Friday, August 12, 2011

From an Assignment I'm Working On

--for my writing students. It's a "technology memoir," about their use of and relationship with technology. I don't know why I'm posting this other than my blogger's license is about to be revoked for inactivity. So here's my filibuster 'gainst dispersion and silence--

For example, I have been a music fan my whole life. When I was a college freshman, I had a collection of vinyl albums (uh, maybe look that up on Wikipedia?) that took up a lot of space and weighed a lot. If I wanted to take that music with me on a trip out of town or even to the grocery store, my best bet was to make a cassette tape of each album (look that up, too!), which took at least 45 minutes per tape. There were albums I searched for, for years, just because I’d read a review of them. I had no real idea what they sounded like, since there was no way to listen to song samples unless—you already had the album. Most of the music I liked wouldn’t have been played on the radio in a thousand years, and there was no way other than albums, tapes, or radio to hear new music. I skimmed obscure catalogues and zines and drove to faraway towns, hoping to find new, interesting music, and often did. But then I had to order it via US Mail or haul it home with me. Once I heard from a guy who knew a guy who had an album I was looking for; a meeting was set up in his dorm (by word of mouth—there was no text messaging, and the guy I knew wasn’t sure of the other guy’s phone number. Plus, he’d have to be in his dorm room at the exact time we called—there were no cell phones). Somehow we met and the album was mine.

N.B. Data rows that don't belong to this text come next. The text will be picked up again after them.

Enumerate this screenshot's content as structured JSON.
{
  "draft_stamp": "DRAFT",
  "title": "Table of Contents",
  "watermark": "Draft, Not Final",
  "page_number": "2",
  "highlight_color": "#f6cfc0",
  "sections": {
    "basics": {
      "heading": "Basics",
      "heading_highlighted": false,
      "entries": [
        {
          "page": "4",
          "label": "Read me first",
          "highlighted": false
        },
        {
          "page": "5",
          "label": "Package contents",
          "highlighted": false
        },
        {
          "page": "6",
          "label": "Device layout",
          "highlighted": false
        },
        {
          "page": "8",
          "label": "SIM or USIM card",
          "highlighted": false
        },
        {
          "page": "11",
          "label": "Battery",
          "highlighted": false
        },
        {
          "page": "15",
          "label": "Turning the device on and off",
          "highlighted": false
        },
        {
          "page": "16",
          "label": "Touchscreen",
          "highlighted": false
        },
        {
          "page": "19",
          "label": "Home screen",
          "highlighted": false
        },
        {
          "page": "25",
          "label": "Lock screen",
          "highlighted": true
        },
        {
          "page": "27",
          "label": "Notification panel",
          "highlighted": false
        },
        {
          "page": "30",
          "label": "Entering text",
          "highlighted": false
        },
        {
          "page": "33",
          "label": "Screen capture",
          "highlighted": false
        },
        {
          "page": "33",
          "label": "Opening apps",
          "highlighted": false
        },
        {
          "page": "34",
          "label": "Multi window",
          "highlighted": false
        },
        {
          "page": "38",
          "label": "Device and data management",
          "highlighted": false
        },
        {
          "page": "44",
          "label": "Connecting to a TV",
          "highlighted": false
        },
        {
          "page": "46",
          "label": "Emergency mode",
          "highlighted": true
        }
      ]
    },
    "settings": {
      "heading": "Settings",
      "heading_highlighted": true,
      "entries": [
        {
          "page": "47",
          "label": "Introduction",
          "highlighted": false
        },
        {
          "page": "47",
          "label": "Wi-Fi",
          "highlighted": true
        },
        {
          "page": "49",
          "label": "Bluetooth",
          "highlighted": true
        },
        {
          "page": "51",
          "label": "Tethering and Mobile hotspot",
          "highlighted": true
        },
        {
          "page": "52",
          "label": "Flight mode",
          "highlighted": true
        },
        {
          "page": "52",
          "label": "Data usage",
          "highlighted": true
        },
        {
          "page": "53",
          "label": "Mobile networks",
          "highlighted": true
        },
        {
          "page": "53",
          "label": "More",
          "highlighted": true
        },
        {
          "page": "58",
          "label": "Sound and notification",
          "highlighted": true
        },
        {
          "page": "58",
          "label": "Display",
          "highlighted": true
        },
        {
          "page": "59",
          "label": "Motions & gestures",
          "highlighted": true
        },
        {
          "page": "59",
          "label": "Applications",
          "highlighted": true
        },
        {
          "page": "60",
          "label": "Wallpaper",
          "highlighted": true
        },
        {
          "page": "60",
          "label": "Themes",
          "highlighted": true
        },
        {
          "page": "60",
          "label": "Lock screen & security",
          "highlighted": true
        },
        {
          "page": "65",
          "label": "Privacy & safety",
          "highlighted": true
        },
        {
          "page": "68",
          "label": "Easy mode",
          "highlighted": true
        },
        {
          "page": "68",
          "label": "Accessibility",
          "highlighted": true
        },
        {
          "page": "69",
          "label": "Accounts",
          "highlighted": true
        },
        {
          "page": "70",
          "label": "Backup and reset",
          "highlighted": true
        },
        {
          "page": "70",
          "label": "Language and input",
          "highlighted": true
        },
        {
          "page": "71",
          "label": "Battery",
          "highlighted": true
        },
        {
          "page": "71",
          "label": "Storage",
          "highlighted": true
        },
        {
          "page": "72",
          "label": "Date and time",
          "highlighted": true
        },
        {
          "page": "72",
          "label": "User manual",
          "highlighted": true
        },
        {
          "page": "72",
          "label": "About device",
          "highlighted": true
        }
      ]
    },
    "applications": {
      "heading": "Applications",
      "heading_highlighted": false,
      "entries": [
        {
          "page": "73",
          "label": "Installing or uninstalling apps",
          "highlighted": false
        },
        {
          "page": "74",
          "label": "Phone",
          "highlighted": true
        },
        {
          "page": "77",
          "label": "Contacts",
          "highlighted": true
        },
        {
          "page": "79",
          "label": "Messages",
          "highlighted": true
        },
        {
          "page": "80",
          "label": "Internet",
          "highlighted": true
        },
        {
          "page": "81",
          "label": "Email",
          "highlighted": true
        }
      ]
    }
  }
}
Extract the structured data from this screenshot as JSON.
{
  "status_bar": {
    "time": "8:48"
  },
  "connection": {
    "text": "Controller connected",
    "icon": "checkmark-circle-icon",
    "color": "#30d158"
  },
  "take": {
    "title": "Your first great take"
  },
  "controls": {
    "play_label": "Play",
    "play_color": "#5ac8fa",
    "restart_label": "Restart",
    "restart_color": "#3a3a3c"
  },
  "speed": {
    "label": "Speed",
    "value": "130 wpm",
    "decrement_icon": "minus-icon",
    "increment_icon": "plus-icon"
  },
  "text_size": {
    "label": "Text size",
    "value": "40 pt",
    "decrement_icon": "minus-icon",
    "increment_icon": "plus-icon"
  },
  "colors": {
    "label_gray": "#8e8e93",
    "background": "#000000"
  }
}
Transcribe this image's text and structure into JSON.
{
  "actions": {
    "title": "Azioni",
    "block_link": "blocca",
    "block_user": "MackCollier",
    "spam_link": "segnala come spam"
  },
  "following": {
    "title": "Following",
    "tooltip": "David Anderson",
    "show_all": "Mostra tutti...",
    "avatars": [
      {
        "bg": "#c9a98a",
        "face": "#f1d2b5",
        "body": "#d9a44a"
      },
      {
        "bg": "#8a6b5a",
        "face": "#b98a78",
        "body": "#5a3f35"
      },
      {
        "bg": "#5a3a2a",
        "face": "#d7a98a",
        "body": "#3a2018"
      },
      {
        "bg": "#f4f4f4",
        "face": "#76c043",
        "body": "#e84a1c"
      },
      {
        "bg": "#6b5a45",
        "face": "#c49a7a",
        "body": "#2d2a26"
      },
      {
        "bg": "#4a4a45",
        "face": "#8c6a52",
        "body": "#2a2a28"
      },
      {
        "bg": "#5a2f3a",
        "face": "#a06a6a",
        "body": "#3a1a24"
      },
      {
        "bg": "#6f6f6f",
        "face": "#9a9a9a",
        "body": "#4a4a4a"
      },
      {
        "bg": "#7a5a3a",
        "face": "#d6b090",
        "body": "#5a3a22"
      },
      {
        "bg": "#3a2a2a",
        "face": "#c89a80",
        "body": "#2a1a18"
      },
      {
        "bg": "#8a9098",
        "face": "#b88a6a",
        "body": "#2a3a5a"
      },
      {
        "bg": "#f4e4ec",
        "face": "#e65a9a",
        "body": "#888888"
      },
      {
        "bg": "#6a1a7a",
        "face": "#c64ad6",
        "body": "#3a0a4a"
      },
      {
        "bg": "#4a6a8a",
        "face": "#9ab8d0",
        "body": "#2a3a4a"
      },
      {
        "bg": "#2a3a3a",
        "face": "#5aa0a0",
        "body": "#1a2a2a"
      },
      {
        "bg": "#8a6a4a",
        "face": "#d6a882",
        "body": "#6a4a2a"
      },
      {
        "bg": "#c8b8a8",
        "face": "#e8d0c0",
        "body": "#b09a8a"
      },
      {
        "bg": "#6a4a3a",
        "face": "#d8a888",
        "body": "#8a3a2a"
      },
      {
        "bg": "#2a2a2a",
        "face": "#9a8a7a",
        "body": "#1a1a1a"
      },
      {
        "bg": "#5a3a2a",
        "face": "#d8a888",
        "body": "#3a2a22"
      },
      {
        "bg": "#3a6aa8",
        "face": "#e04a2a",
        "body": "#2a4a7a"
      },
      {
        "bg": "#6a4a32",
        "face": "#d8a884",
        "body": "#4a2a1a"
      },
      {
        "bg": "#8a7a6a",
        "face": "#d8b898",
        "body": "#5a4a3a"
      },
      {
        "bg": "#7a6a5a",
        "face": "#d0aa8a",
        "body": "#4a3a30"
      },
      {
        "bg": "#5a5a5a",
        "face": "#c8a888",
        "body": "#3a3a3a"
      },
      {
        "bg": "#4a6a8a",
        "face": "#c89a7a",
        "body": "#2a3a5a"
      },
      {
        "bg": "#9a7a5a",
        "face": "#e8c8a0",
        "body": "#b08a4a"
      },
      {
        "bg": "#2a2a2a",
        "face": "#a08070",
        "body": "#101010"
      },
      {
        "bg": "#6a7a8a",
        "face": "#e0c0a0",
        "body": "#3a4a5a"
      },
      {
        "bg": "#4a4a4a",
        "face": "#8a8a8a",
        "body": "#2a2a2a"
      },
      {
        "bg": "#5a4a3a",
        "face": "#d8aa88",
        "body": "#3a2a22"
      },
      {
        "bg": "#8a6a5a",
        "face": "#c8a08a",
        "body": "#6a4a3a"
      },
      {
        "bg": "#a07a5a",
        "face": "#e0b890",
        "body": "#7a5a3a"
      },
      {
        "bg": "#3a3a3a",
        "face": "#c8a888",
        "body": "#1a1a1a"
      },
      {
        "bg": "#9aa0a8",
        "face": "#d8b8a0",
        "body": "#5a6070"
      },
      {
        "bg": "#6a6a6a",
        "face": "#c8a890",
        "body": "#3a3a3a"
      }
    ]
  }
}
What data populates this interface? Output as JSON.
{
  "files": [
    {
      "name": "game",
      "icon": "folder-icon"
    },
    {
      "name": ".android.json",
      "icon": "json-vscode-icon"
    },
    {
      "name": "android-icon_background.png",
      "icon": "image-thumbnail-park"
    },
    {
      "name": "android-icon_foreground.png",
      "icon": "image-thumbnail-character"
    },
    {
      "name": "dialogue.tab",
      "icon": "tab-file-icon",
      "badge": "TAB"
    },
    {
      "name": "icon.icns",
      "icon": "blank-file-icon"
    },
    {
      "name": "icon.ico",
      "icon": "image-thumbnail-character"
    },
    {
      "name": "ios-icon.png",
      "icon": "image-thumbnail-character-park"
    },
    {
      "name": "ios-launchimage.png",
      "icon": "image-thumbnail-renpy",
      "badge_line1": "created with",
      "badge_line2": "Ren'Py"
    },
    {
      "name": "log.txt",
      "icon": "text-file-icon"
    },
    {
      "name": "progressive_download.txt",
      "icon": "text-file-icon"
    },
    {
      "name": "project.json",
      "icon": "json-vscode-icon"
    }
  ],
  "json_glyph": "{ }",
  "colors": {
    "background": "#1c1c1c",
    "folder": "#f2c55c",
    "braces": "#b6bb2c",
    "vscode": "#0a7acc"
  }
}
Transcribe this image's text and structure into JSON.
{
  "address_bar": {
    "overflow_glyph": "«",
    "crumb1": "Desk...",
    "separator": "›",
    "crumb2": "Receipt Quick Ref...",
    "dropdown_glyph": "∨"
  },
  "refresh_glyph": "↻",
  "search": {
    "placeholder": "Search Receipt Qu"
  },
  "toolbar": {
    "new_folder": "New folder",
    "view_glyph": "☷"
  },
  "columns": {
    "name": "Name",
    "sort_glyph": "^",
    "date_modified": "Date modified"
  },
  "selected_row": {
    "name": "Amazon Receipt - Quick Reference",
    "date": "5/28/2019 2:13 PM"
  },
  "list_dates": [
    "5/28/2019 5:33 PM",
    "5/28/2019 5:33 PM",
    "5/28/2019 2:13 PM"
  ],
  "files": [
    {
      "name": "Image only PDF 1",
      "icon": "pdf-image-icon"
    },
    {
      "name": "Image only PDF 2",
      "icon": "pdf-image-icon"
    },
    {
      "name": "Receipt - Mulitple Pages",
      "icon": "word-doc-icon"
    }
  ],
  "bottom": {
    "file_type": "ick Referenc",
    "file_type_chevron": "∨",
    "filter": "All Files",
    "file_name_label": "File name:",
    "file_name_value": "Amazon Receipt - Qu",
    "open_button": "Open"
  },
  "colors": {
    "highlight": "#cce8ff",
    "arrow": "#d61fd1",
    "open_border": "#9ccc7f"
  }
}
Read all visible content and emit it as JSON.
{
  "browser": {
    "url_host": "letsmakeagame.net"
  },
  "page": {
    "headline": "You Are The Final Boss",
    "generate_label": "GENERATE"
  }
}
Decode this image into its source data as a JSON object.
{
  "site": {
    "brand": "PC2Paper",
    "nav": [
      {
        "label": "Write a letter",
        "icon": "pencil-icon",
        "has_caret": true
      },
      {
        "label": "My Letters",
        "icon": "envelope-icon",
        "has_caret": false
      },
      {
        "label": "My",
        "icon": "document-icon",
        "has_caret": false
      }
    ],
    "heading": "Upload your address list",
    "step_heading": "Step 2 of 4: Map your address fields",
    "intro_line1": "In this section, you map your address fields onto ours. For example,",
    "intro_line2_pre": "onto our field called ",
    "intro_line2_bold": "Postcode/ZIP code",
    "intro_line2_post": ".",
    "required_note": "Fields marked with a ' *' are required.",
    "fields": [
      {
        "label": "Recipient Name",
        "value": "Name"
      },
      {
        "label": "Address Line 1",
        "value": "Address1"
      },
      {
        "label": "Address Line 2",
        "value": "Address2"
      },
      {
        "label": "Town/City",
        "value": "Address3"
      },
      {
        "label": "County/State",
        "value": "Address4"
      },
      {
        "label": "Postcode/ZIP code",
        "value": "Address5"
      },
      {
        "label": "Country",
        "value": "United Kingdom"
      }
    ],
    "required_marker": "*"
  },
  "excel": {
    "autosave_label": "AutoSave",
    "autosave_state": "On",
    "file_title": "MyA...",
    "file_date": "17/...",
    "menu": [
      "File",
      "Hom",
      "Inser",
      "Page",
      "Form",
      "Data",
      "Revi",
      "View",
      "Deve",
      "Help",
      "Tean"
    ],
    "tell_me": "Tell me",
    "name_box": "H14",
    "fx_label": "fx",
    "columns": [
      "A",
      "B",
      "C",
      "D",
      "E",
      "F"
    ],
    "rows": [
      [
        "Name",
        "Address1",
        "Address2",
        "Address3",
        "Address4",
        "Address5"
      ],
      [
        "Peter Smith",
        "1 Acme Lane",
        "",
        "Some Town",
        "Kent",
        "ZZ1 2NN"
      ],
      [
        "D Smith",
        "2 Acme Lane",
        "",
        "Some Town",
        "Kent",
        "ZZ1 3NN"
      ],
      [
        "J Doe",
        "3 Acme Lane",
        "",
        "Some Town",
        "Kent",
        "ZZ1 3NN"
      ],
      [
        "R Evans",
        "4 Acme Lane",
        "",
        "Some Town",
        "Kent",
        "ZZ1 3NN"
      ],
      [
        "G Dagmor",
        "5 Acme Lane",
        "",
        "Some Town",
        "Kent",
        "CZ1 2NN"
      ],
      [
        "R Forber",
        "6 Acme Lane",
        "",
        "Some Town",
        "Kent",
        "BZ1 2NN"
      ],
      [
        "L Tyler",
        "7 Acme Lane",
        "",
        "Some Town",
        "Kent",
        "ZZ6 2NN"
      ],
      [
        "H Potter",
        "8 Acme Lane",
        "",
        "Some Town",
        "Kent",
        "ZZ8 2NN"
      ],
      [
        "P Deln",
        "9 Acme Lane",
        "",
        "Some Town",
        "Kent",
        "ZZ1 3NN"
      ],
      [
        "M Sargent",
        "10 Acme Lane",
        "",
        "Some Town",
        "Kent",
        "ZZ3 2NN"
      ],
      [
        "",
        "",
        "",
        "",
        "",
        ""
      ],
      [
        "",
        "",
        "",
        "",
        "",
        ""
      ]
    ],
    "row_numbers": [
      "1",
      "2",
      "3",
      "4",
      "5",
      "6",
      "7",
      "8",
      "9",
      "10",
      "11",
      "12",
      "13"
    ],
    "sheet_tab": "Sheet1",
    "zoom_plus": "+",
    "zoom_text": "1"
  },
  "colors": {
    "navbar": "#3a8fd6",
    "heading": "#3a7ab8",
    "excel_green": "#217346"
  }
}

Now I have 75.3 days of music on my iPod. That’s 1807 hours. 1807 hours of music, 23,497 songs, more than 2000 albums; it would take up 20 linear feet of shelf space in vinyl form and weigh about half a ton. But with the iPod I can plug my 23,000 songs into my car stereo, I can take all 23,000 of them anywhere I go, I can listen to them as I wash dishes, I can bring them to work, much to some of my co-workers’ chagrin, much to the delight of others. My 75 days of music take up less space in my pocket than my wallet or my phone. I can get new albums in seconds by clicking a mouse. I can listen to snippets of thousands of albums on the Web and decide if I like them or not. I can do more music shopping in one day than I could do in a year in 1985.

I know we're supposed to interrogate late-capitalist narratives of technologically-mediated identity and critique the notion of progress and all that stuff, but I'm damn grateful for my iPod!